A big thank you and major credit towards Gustavo Santos who's project on the men's world cup I then recreated for the women. You can view his initial work here.
I plan to write a four part article series around this - The Introduction, The Data Wrangling, The Analysis, and The Result. Here's the TLDR for each one.
Basically everything you read above, with the added thank you to my favorite collaborator @emiller who was an awesome rubber duck to pair program with.
Every project starts with the data wrangling. I found this Kaggle dataset, then did some data cleaning to only take into account data from the last 20 years. I also filtered the data to only consider countries that were in the world cup. The data was not fully up to date, so I updated the data from any international matches including these teams within the last year.

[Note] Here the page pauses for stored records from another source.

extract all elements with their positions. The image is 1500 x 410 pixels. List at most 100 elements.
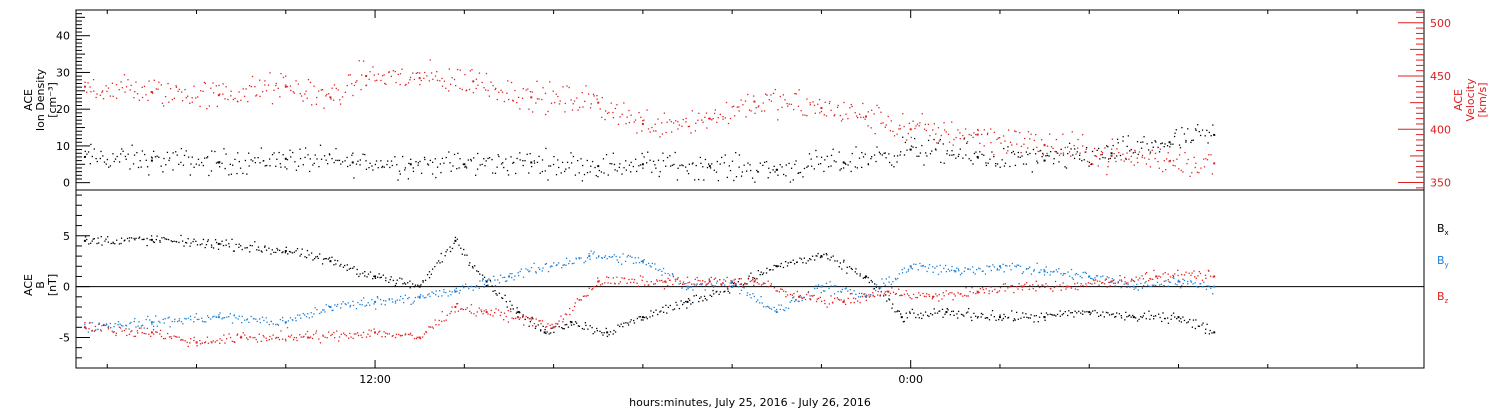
bx-sample (468, 264, 470, 267)
bz-sample (1139, 277, 1141, 279)
bz-sample (1013, 291, 1015, 294)
by-sample (626, 256, 628, 258)
velocity-sample (1082, 134, 1084, 136)
by-sample (706, 283, 709, 285)
bz-sample (781, 288, 783, 291)
density-sample (1004, 162, 1007, 164)
velocity-sample (135, 81, 137, 83)
velocity-sample (309, 81, 312, 84)
bx-sample (633, 322, 636, 324)
bz-sample (687, 282, 689, 284)
bx-sample (949, 314, 952, 316)
velocity-point (820, 106, 823, 109)
density-sample (279, 163, 281, 165)
bz-sample (1150, 278, 1152, 280)
bx-sample (666, 312, 668, 314)
by-sample (870, 294, 872, 296)
by-sample (588, 253, 590, 255)
bz-sample (688, 281, 691, 283)
velocity-sample (867, 111, 869, 113)
bz-sample (714, 277, 717, 279)
velocity-sample (1159, 148, 1162, 150)
by-sample (1160, 283, 1163, 285)
bz-sample (641, 279, 643, 282)
bx-sample (92, 238, 94, 240)
bz-sample (207, 342, 210, 344)
by-sample (1003, 271, 1005, 273)
bz-sample (518, 318, 520, 321)
density-sample (452, 165, 454, 167)
velocity-sample (109, 95, 112, 97)
bz-sample (1074, 283, 1076, 285)
velocity-sample (787, 105, 789, 107)
bz-sample (960, 292, 962, 295)
density-sample (613, 163, 616, 166)
bz-point (1021, 285, 1024, 288)
bx-sample (1014, 319, 1016, 321)
density-sample (915, 146, 917, 149)
velocity-sample (289, 85, 292, 87)
velocity-sample (483, 87, 485, 89)
density-sample (131, 144, 133, 146)
bz-sample (271, 338, 273, 340)
by-sample (1063, 272, 1065, 275)
by-sample (284, 322, 287, 324)
density-sample (340, 163, 342, 165)
bz-sample (1195, 277, 1197, 280)
velocity-sample (423, 77, 425, 79)
by-sample (757, 299, 759, 301)
by-sample (881, 278, 883, 280)
bx-sample (212, 247, 215, 249)
by-sample (685, 283, 687, 285)
bz-sample (1191, 272, 1193, 274)
density-sample (172, 152, 174, 154)
bz-sample (528, 318, 531, 320)
bx-sample (1062, 312, 1065, 315)
by-sample (261, 316, 264, 318)
velocity-sample (341, 96, 344, 98)
by-sample (1019, 265, 1022, 267)
by-sample (544, 263, 547, 265)
velocity-sample (553, 101, 556, 104)
density-sample (268, 158, 271, 160)
by-sample (1079, 275, 1081, 278)
density-sample (108, 166, 110, 168)
velocity-sample (774, 88, 776, 91)
by-sample (791, 297, 794, 299)
bx-sample (850, 267, 852, 270)
bz-sample (646, 280, 648, 283)
bx-sample (287, 253, 289, 255)
velocity-sample (1120, 159, 1122, 161)
velocity-sample (677, 128, 679, 130)
velocity-sample (638, 112, 640, 114)
velocity-sample (111, 82, 114, 84)
density-sample (1158, 151, 1161, 153)
velocity-sample (392, 70, 394, 72)
bz-sample (1050, 288, 1052, 290)
density-sample (359, 164, 361, 166)
velocity-sample (753, 95, 755, 97)
by-sample (669, 274, 671, 276)
density-sample (163, 157, 165, 160)
by-sample (737, 286, 740, 288)
bx-sample (206, 240, 209, 243)
velocity-sample (383, 74, 385, 76)
density-sample (893, 155, 896, 157)
density-sample (364, 153, 366, 156)
bx-sample (841, 268, 843, 270)
velocity-sample (1050, 146, 1053, 148)
bz-point (842, 300, 845, 303)
by-sample (223, 317, 226, 319)
bz-sample (503, 312, 506, 314)
velocity-sample (445, 87, 447, 89)
velocity-sample (1057, 152, 1059, 154)
bx-sample (436, 262, 438, 264)
velocity-sample (813, 104, 816, 107)
bz-sample (796, 290, 799, 293)
bz-sample (136, 330, 139, 332)
density-sample (351, 154, 353, 156)
density-sample (1021, 155, 1023, 157)
density-sample (568, 167, 570, 169)
density-sample (1190, 141, 1192, 144)
density-sample (1107, 145, 1109, 148)
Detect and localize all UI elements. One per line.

I used the CatBoost algorithm for my predictive analysis. The train model notebook is where I ran the analysis to create my model. Much of this was me simplifying Gustavo's previous work and tailoring it to my needs. I also weighted every match equally, so instead of the home team being weighted differently than the away team, those outcomes were statistically equally probable.
My run predictions notebook is where I then used the trained model to produce probabilities for all the results. These results can be found in the model generated predictions folder.
Based on the group play predictions, I then ran through all the playoff games and built out the full bracket.
Just like I make most decisions, all my predictions were based on my gut. I didn't really do as much research as I would have liked, and really just solely put all my biases out there. You can find my predictions in the Monica's predictions folder. I have all my group winners, and then also have published my personal bracket. I will check back throughout the tournament to see who's winning - Me or the Algorithm.